Unfortunately, on job sites there are a lot of grifters who just apply for roles en masse, sometimes using AI tools. They have no peculiar interest in the role or in your business. They just apply for any open roles they see regardless of whether they qualify or not. They use AI tools to tailor their CV to match the job description and do a rushed preparation for the interview, some may even use AI tools to respond to interview questions and can clearly be seen reading off the screen during the interview. I call these candidates “Generic Job Seekers”.

It is easy to spot these kinds of candidates. Their CVs appear generic and vague, they are unable to properly explain their listed skills. They rely heavily on buzzwords (some even unable to properly pronounce the buzzwords).
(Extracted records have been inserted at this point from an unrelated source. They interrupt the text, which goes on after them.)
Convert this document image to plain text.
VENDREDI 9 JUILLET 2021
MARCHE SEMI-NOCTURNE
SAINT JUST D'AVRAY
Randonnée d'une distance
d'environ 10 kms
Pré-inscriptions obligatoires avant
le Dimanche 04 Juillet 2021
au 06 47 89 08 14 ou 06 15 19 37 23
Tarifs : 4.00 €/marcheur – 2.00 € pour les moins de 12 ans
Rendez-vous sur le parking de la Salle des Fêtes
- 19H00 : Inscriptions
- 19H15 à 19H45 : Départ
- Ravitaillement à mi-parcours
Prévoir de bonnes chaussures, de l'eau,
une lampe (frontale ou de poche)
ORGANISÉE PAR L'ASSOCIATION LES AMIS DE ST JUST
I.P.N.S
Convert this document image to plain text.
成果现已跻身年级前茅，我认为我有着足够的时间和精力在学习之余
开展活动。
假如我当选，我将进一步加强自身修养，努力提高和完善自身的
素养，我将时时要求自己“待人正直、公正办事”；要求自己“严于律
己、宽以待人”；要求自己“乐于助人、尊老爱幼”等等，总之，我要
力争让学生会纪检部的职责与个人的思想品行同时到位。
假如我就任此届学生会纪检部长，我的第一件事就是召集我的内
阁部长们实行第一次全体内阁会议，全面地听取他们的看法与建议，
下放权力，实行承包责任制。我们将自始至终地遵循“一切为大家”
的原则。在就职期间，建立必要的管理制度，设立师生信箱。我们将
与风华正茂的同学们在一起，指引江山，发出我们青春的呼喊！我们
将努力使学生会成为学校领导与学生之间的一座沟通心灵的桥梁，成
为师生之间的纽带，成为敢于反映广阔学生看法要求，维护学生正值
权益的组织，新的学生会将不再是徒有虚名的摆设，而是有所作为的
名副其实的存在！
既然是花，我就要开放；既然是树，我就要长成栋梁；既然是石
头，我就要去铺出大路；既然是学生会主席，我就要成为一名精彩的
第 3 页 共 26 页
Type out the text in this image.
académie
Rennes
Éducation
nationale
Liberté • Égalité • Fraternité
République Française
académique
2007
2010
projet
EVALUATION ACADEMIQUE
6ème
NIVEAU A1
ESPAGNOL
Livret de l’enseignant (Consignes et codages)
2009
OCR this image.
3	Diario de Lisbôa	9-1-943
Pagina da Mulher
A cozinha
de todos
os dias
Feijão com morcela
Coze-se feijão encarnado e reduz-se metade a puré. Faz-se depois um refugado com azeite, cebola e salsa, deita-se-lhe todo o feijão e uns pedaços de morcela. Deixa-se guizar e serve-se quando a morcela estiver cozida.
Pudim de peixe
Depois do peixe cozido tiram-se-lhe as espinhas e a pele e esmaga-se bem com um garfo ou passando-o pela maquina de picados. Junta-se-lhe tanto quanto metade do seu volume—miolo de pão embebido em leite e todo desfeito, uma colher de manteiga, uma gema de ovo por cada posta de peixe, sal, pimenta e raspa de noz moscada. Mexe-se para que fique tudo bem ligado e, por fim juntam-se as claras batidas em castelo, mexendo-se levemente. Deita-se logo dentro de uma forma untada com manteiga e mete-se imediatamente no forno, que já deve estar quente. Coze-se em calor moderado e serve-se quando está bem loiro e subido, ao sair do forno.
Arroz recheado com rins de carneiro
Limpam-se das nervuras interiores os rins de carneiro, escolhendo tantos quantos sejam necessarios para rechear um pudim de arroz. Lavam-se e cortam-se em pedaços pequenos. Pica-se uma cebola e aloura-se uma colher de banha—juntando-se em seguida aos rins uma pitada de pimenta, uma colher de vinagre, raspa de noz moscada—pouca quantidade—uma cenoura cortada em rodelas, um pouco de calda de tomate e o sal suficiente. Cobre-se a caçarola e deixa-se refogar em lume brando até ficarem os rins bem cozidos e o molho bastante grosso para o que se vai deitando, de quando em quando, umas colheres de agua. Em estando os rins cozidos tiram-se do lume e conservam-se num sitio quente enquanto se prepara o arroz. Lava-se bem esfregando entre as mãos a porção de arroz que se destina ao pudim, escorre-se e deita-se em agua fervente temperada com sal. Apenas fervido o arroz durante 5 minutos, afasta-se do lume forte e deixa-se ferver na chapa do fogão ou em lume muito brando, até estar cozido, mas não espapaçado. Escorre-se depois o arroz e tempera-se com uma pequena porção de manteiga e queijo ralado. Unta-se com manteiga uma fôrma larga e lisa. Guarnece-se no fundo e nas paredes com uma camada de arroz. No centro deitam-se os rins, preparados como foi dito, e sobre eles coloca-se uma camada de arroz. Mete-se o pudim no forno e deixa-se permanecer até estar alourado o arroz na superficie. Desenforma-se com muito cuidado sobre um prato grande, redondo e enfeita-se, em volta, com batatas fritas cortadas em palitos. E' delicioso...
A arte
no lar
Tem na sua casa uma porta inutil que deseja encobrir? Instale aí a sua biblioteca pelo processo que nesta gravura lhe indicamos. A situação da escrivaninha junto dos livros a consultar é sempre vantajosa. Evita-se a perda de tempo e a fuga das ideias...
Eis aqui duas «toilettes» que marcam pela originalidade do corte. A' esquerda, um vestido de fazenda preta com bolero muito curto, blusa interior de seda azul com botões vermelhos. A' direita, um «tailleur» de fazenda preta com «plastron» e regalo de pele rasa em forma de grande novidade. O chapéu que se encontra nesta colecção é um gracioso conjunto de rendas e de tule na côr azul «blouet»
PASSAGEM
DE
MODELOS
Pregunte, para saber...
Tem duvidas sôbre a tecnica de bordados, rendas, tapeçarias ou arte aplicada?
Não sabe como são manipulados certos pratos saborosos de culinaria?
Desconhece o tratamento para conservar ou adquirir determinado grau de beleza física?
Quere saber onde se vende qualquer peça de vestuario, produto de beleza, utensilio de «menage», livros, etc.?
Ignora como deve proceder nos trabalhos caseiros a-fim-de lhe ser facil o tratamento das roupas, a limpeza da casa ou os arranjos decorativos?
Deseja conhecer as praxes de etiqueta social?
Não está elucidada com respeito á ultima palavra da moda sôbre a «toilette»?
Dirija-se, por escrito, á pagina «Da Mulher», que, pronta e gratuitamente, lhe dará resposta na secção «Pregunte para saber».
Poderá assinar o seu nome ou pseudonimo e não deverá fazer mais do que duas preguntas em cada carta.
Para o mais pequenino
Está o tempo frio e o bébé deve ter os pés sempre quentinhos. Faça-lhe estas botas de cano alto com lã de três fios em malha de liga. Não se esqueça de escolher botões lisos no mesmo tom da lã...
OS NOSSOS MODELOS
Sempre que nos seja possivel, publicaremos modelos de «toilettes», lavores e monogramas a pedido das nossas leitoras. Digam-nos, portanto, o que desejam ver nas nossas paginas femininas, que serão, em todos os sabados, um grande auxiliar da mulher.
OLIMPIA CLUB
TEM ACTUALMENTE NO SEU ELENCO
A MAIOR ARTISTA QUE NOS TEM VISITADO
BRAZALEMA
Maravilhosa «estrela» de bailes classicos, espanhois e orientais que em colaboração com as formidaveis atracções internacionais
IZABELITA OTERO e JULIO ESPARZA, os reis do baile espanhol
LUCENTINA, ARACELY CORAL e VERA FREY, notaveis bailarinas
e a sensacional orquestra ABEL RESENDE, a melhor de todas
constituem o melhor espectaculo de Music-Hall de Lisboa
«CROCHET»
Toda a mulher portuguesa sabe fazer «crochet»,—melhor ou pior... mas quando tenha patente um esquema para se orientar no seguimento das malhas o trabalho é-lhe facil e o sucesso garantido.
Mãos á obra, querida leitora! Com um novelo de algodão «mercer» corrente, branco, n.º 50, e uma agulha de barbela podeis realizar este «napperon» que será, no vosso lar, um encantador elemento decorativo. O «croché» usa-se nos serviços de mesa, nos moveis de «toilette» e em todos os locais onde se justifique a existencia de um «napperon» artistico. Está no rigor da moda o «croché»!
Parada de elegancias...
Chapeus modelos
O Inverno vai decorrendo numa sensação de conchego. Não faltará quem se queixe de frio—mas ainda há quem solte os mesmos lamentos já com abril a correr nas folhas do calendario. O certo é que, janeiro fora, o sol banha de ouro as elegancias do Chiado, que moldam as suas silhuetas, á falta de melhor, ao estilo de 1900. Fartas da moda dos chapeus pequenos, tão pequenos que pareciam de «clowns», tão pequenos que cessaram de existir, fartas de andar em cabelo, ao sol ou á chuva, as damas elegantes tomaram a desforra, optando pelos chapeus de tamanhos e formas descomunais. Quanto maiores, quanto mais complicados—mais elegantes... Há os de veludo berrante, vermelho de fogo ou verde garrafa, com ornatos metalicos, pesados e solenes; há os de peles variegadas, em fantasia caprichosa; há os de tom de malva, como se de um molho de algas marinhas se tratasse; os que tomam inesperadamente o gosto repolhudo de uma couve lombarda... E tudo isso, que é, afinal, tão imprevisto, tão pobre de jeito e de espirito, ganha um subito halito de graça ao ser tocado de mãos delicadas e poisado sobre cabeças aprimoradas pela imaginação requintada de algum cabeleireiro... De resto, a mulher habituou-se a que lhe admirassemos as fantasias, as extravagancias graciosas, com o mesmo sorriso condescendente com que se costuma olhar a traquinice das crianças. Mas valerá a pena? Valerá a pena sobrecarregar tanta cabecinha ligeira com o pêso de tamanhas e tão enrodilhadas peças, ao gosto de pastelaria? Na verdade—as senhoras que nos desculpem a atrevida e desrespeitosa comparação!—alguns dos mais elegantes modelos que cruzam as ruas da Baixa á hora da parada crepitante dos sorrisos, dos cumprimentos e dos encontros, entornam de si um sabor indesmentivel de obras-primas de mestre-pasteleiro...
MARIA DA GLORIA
They generally aren’t curious about your organization and have no specific insights or questions to ask. They are also usually more interested in the remuneration than understanding the role.

Serious candidates are selective, they evaluate you as much as you evaluate them. They ask questions when you give them the opportunity to. They are eager to discuss specifics about how they can contribute to your business.

Smart Employment Contracts

Interviews and tests are useful, but nothing replaces real work. This is why it’s important to include probationary periods in employment contracts. A probationary period is like a paid trial period where you reserve the right to terminate the employee if they can’t perform in the role up to your communicated KPIs.

There are also other factors to observe during a probationary period: work ethic, communication style, proactiveness, quality of work etc.

A probationary period helps you limit the consequences of bad hiring. 

Asides probationary periods, it’s important that your employment contract also contains provisions for conduct and behavior, with disciplinary measures clearly stated, this usually cautions bad candidates and makes them avoid taking up the job.

Build a System

Hiring failures are caused not only by bad candidates but also weak hiring systems. If your hiring process relies on simple CV reviews, gut feelings, and casual one-step interviews, you will more often than not hire bad candidates. 

Build a hiring system that favors practical experience and tests for knowledge and execution instead.

The cost of a bad hire is not just salary, it is time, momentum, and missed opportunity.